Beard’s novel is also, of course, a political satire. The hunt for Jesus unavoidably brings to mind that for Osama bin Laden. His followers are regarded as a dangerous sect; their willingness to die for their beliefs the most dangerous thing about them. They are being blamed for the recent fire in Rome. At one point, the phrase ‘ground zero’ is used. As the novel progresses, the terror threat level rises.

This, in itself, would be enough, but Gallio’s own journey gives the novel further depth taking it beyond mere satire. He can, of course, find no evidence beyond the disciples’ unshakeable belief and what he himself has witnessed.

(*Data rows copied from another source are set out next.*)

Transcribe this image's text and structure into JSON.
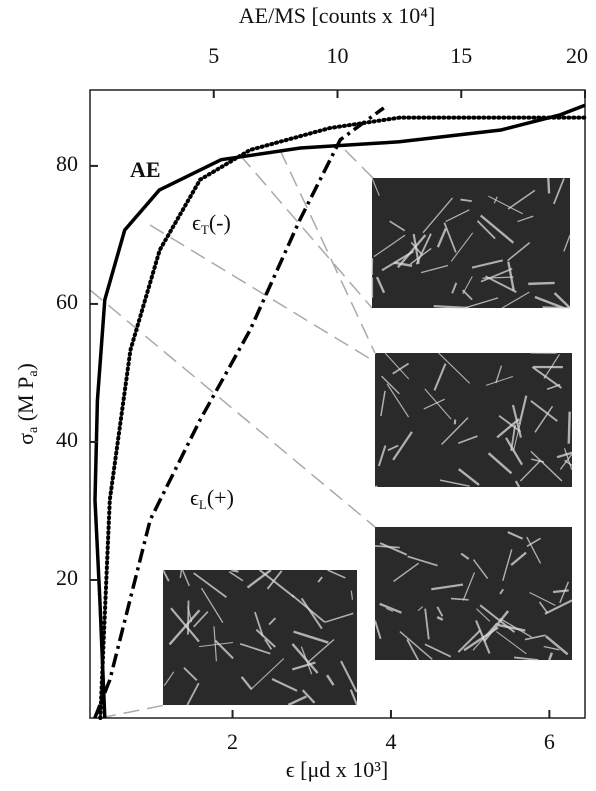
{
  "chart_data": {
    "type": "line",
    "top_axis_label": "AE/MS [counts x 10⁴]",
    "x_label": "ϵ [μd x 10³]",
    "y_label": [
      "σ",
      "a",
      " (M P",
      "a",
      ")"
    ],
    "xlim": [
      0.2,
      6.45
    ],
    "xticks": [
      2,
      4,
      6
    ],
    "x2lim": [
      0,
      20
    ],
    "x2ticks": [
      5,
      10,
      15,
      20
    ],
    "ylim": [
      0,
      91
    ],
    "yticks": [
      20,
      40,
      60,
      80
    ],
    "series": [
      {
        "label": [
          "AE"
        ],
        "color": "#000000",
        "line_style": "solid",
        "axis": "x2",
        "x": [
          0.6,
          0.4,
          0.2,
          0.3,
          0.6,
          1.4,
          2.8,
          5.3,
          8.5,
          12.5,
          16.6,
          19,
          20
        ],
        "values": [
          0,
          17,
          31.6,
          46,
          60.6,
          70.7,
          76.5,
          80.9,
          82.6,
          83.5,
          85.2,
          87.4,
          88.8
        ]
      },
      {
        "label": [
          "ϵ",
          "T",
          "(-)"
        ],
        "color": "#000000",
        "line_style": "dotted",
        "x": [
          0.33,
          0.45,
          0.71,
          1.08,
          1.59,
          2.22,
          3.23,
          4.11,
          6.45
        ],
        "values": [
          0,
          31.6,
          53.3,
          67.8,
          78,
          82.3,
          85.5,
          87,
          87
        ]
      },
      {
        "label": [
          "ϵ",
          "L",
          "(+)"
        ],
        "color": "#000000",
        "line_style": "dashdot",
        "x": [
          0.26,
          0.45,
          0.96,
          1.59,
          2.22,
          2.85,
          3.36,
          3.91
        ],
        "values": [
          0,
          5.5,
          28.7,
          43.2,
          56.2,
          72.2,
          83.8,
          88.4
        ]
      }
    ]
  }
}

Though desperate for a rational explanation, his experience as a detective tells him to keep an open mind:

“Speculators have open minds. That’s one of the requirements written into the job description.”

In Gallio, the novel explores what happens when the rational (and what could be more evidence based than police work?) collides with the inexplicable.

All of these elements have been woven into an exceptional novel, one that fully deserves its Goldsmiths Prize shortlisting.